Current isolation rules required people who test positive for Omicron to isolate for 14 days, and their household contacts to isolate up to a further 10 days on top of that. Meanwhile, close contacts of cases were required to isolate for 10 days.

She said the country had 4.6 million RATs already in the country, with a confirmed delivery of an additional 14.6 million over the next five weeks.

Work was underway to get another 22m over the same period.

It came as the Government announced that while the Omicron outbreak was still in initial stages, PCR tests would continue to be the mainstay.

“For now, PCR tests are best,” Ardern said, although wider RAT use was on the way as a supplementary method.

ACT leader David Seymour accused the Government of "tightly rationing" RATs because it was "not ready".

"If you want a rapid antigen test, you have to be a ‘critical worker,’ otherwise you have to stay in isolation for 14 days.

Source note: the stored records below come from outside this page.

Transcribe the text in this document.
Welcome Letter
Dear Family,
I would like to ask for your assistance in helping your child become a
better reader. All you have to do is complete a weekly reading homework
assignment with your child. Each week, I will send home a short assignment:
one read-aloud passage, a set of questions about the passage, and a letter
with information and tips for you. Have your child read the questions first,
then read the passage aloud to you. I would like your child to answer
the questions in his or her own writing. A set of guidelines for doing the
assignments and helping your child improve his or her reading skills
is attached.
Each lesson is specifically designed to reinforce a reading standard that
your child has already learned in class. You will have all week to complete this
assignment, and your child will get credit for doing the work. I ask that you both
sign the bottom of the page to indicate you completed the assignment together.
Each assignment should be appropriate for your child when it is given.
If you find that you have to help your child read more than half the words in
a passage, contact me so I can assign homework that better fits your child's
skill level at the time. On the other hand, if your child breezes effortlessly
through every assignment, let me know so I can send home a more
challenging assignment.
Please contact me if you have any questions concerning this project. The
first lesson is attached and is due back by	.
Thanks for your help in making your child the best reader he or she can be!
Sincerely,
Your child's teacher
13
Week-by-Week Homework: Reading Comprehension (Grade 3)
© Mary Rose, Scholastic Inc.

"All over the world, people can go to their supermarket or pharmacy and buy a test to monitor their own health," he said.

Ardern said, globally, demand for RATs was high, meaning it was a "very competitive space".

Australia had been facing a shortage of RATs since Christmas. However, ABC reported there were some signs this was easing.

RATs tend to be less sensitive than the PCR method when detecting Covid-19 cases. Sensitivity describes the proportion of people with the virus who return a positive result.

That lack of sensitivity is particularly apparent when testing people who are asymptomatic or those who are either very early in or towards the end of their infectious period, when they have less of the virus in their bodies. That’s because rapid antigen testing looks for the protein of the Covid-19 virus, rather than its RNA genome.

What antigen testing lacks in sensitivity, however, it makes up for in speed. Because the process doesn’t require samples to be sent to a lab, it can be done in as little as 15 minutes.